Kenya: Freed Fishermen Claim They Were Tortured By Tanzanian Police

11 February 2019

Six Kenyan fishermen who were arrested and charged by the Tanzanian government for over three months have been released after paying a Sh200,000 fine.

On Sunday, the fishermen arrived at Kanyakire beach in Nyatike Sub County on a boat from Sota beach in Tanzania.

The six were detained following their arrest for allegedly fishing on Tanzania's Lake Victoria side using illegal fishing gears.

"We have suffered for long, at last we are free. We were arrested by Tanzania security officers who were patrolling the lake at night of November 5, 2018, accusing us of crossing the boundary and using illegal fishing gears in the Lake," said Mr Jared Okoth.

'TORTURED'

The fishermen recounted their ordeal in the hands of Tanzanian officers at Musoma Police Station, where they claimed they were often denied food, flogged and forced to eat raw fish.

"We were forced to spend a night or a day without food. On some days, were forced to eat raw fish. It was really hard living in the Tanzanian cell. We are happy to come back home today," said Mr Okoth.

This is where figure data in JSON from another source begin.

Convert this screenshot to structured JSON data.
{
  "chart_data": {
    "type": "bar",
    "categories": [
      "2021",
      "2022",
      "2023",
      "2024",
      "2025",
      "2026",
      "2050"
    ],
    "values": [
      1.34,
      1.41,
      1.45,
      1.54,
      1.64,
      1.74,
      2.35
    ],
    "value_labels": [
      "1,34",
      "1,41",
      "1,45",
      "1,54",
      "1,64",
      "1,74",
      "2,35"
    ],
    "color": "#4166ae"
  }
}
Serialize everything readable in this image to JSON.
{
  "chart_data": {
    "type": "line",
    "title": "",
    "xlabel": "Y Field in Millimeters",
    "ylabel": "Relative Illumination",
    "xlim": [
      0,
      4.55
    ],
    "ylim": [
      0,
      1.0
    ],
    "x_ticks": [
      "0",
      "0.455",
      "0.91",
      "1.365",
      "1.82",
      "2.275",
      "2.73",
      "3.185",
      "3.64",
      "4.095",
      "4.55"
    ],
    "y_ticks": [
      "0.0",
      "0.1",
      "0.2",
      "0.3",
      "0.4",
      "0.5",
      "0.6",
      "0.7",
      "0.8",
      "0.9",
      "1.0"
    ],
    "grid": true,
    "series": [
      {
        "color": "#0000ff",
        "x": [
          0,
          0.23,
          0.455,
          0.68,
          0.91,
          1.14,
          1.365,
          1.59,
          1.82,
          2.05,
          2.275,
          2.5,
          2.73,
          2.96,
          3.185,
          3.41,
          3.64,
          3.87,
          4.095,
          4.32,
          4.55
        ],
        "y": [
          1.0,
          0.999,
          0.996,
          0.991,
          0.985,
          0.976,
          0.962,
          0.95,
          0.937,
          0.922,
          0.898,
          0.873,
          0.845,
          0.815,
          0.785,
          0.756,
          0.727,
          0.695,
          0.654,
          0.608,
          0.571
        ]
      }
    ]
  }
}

Another freed fisherman, Mr Opiyo Otiwa, requested the national government to provide security to Kenyan fishermen in Lake Victoria.

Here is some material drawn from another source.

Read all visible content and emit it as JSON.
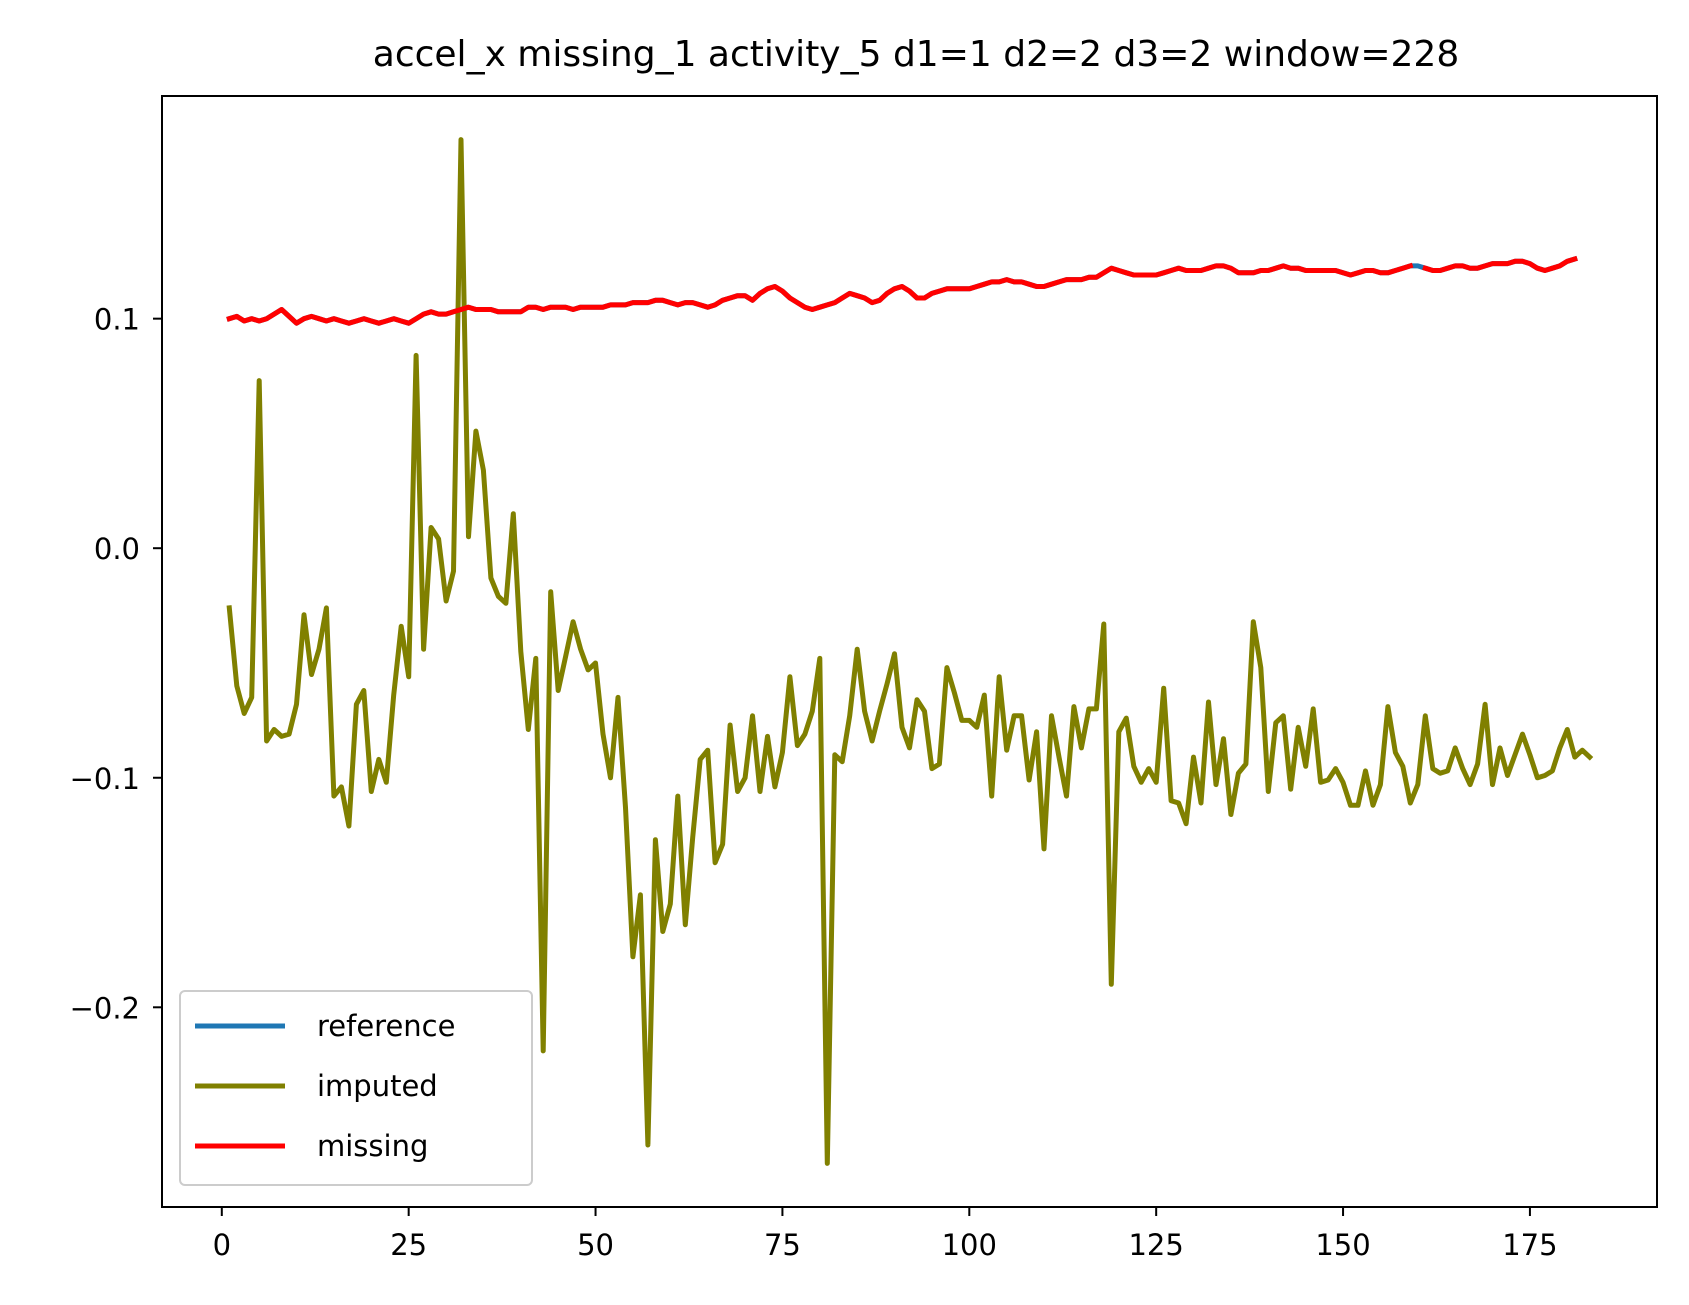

"Our people need security. We pay taxes to the government and we don't know why we are suffering. These people need compensation. Their boats were exposed to direct sunlight for three months and they cannot use them anymore because they are leaking," said Mr Otiwa.

'EXTORTION'

Mihuru Bay ward representative Hevron Mahira accused the government of failing to protect its citizens from external aggression.

"Kenyan fishermen are facing harassment from our neighbours Tanzania and Uganda but the government is just silent over the matter," said Mr Maira.

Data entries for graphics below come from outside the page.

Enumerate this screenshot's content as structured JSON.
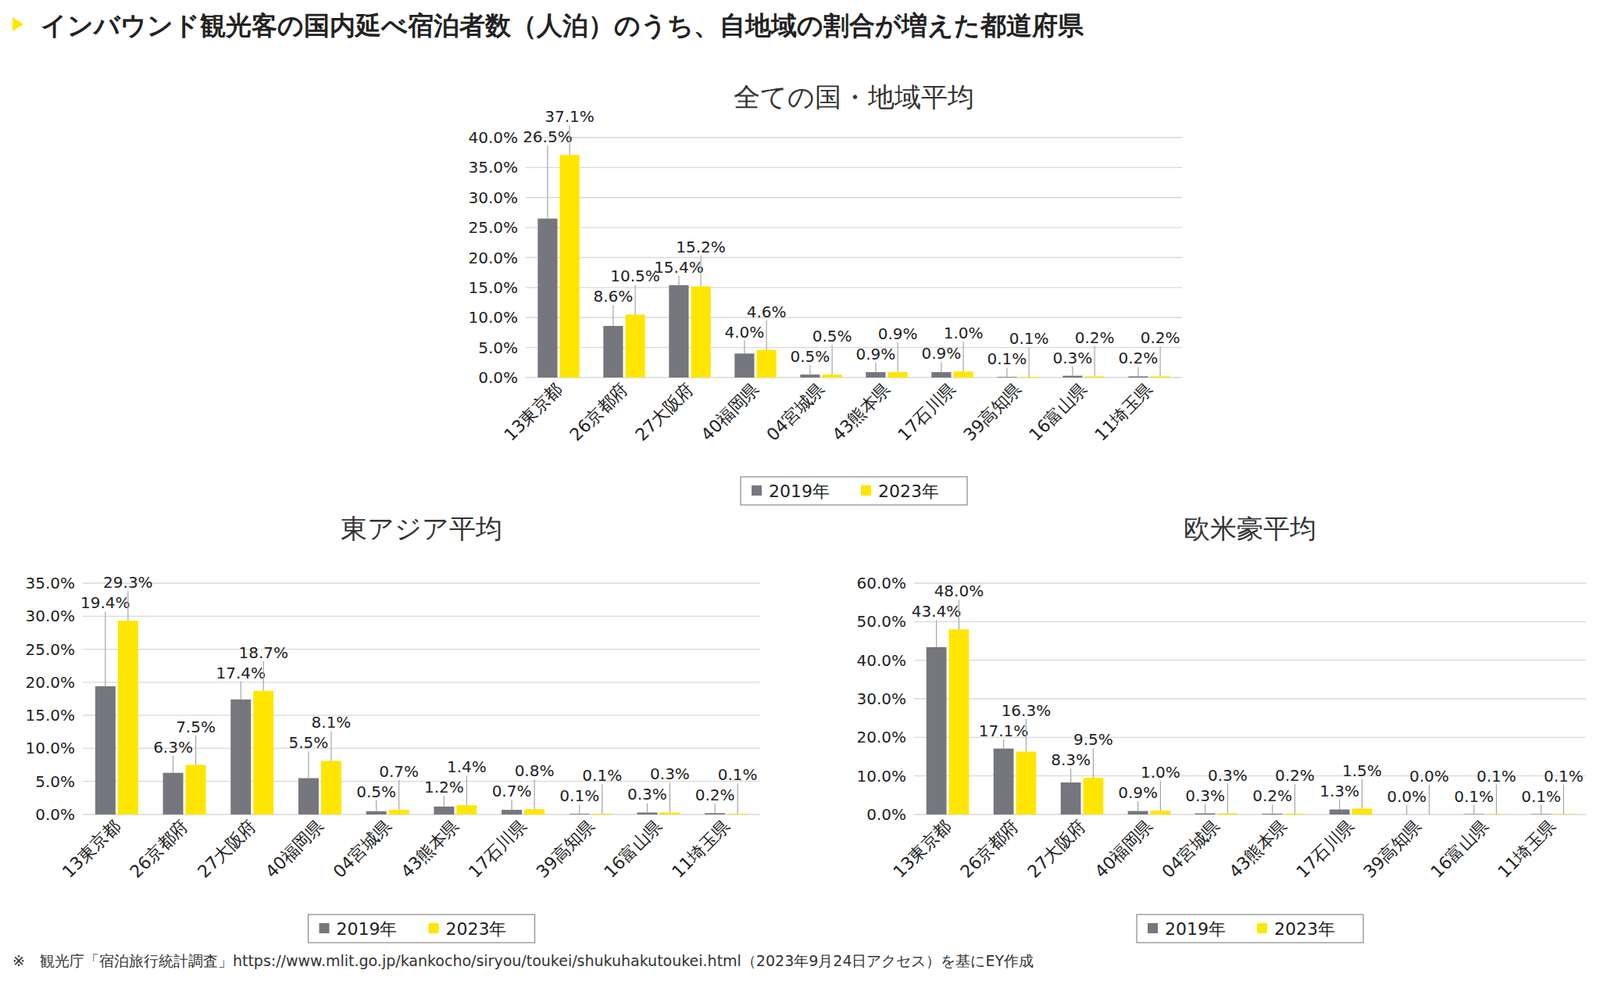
{
  "title": "インバウンド観光客の国内延べ宿泊者数（人泊）のうち、自地域の割合が増えた都道府県",
  "footnote": "※　観光庁「宿泊旅行統計調査」https://www.mlit.go.jp/kankocho/siryou/toukei/shukuhakutoukei.html（2023年9月24日アクセス）を基にEY作成",
  "chart_data": [
    {
      "type": "bar",
      "title": "全ての国・地域平均",
      "categories": [
        "13東京都",
        "26京都府",
        "27大阪府",
        "40福岡県",
        "04宮城県",
        "43熊本県",
        "17石川県",
        "39高知県",
        "16富山県",
        "11埼玉県"
      ],
      "series": [
        {
          "name": "2019年",
          "color": "#76767f",
          "values": [
            26.5,
            8.6,
            15.4,
            4.0,
            0.5,
            0.9,
            0.9,
            0.1,
            0.3,
            0.2
          ],
          "value_labels": [
            "26.5%",
            "8.6%",
            "15.4%",
            "4.0%",
            "0.5%",
            "0.9%",
            "0.9%",
            "0.1%",
            "0.3%",
            "0.2%"
          ]
        },
        {
          "name": "2023年",
          "color": "#ffe600",
          "values": [
            37.1,
            10.5,
            15.2,
            4.6,
            0.5,
            0.9,
            1.0,
            0.1,
            0.2,
            0.2
          ],
          "value_labels": [
            "37.1%",
            "10.5%",
            "15.2%",
            "4.6%",
            "0.5%",
            "0.9%",
            "1.0%",
            "0.1%",
            "0.2%",
            "0.2%"
          ]
        }
      ],
      "ylim": [
        0,
        40
      ],
      "yticks": [
        {
          "value": 0,
          "label": "0.0%"
        },
        {
          "value": 5,
          "label": "5.0%"
        },
        {
          "value": 10,
          "label": "10.0%"
        },
        {
          "value": 15,
          "label": "15.0%"
        },
        {
          "value": 20,
          "label": "20.0%"
        },
        {
          "value": 25,
          "label": "25.0%"
        },
        {
          "value": 30,
          "label": "30.0%"
        },
        {
          "value": 35,
          "label": "35.0%"
        },
        {
          "value": 40,
          "label": "40.0%"
        }
      ],
      "grid": true,
      "legend": "bottom",
      "data_labels": true
    },
    {
      "type": "bar",
      "title": "東アジア平均",
      "categories": [
        "13東京都",
        "26京都府",
        "27大阪府",
        "40福岡県",
        "04宮城県",
        "43熊本県",
        "17石川県",
        "39高知県",
        "16富山県",
        "11埼玉県"
      ],
      "series": [
        {
          "name": "2019年",
          "color": "#76767f",
          "values": [
            19.4,
            6.3,
            17.4,
            5.5,
            0.5,
            1.2,
            0.7,
            0.1,
            0.3,
            0.2
          ],
          "value_labels": [
            "19.4%",
            "6.3%",
            "17.4%",
            "5.5%",
            "0.5%",
            "1.2%",
            "0.7%",
            "0.1%",
            "0.3%",
            "0.2%"
          ]
        },
        {
          "name": "2023年",
          "color": "#ffe600",
          "values": [
            29.3,
            7.5,
            18.7,
            8.1,
            0.7,
            1.4,
            0.8,
            0.1,
            0.3,
            0.1
          ],
          "value_labels": [
            "29.3%",
            "7.5%",
            "18.7%",
            "8.1%",
            "0.7%",
            "1.4%",
            "0.8%",
            "0.1%",
            "0.3%",
            "0.1%"
          ]
        }
      ],
      "ylim": [
        0,
        35
      ],
      "yticks": [
        {
          "value": 0,
          "label": "0.0%"
        },
        {
          "value": 5,
          "label": "5.0%"
        },
        {
          "value": 10,
          "label": "10.0%"
        },
        {
          "value": 15,
          "label": "15.0%"
        },
        {
          "value": 20,
          "label": "20.0%"
        },
        {
          "value": 25,
          "label": "25.0%"
        },
        {
          "value": 30,
          "label": "30.0%"
        },
        {
          "value": 35,
          "label": "35.0%"
        }
      ],
      "grid": true,
      "legend": "bottom",
      "data_labels": true
    },
    {
      "type": "bar",
      "title": "欧米豪平均",
      "categories": [
        "13東京都",
        "26京都府",
        "27大阪府",
        "40福岡県",
        "04宮城県",
        "43熊本県",
        "17石川県",
        "39高知県",
        "16富山県",
        "11埼玉県"
      ],
      "series": [
        {
          "name": "2019年",
          "color": "#76767f",
          "values": [
            43.4,
            17.1,
            8.3,
            0.9,
            0.3,
            0.2,
            1.3,
            0.0,
            0.1,
            0.1
          ],
          "value_labels": [
            "43.4%",
            "17.1%",
            "8.3%",
            "0.9%",
            "0.3%",
            "0.2%",
            "1.3%",
            "0.0%",
            "0.1%",
            "0.1%"
          ]
        },
        {
          "name": "2023年",
          "color": "#ffe600",
          "values": [
            48.0,
            16.3,
            9.5,
            1.0,
            0.3,
            0.2,
            1.5,
            0.0,
            0.1,
            0.1
          ],
          "value_labels": [
            "48.0%",
            "16.3%",
            "9.5%",
            "1.0%",
            "0.3%",
            "0.2%",
            "1.5%",
            "0.0%",
            "0.1%",
            "0.1%"
          ]
        }
      ],
      "ylim": [
        0,
        60
      ],
      "yticks": [
        {
          "value": 0,
          "label": "0.0%"
        },
        {
          "value": 10,
          "label": "10.0%"
        },
        {
          "value": 20,
          "label": "20.0%"
        },
        {
          "value": 30,
          "label": "30.0%"
        },
        {
          "value": 40,
          "label": "40.0%"
        },
        {
          "value": 50,
          "label": "50.0%"
        },
        {
          "value": 60,
          "label": "60.0%"
        }
      ],
      "grid": true,
      "legend": "bottom",
      "data_labels": true
    }
  ]
}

The ward rep said Tanzanian and Ugandan security officials have been extorting Kenyan fishermen. Mr Mahira said the security officer arrest Kenyan fishermen to force them to part with their hard-earned money to their secure freedom.

"The fishers keep spending a lot of money to get released whenever they are arrested. This has become a big business for the Ugandan and Tanzanian security officials," Mr Maira said.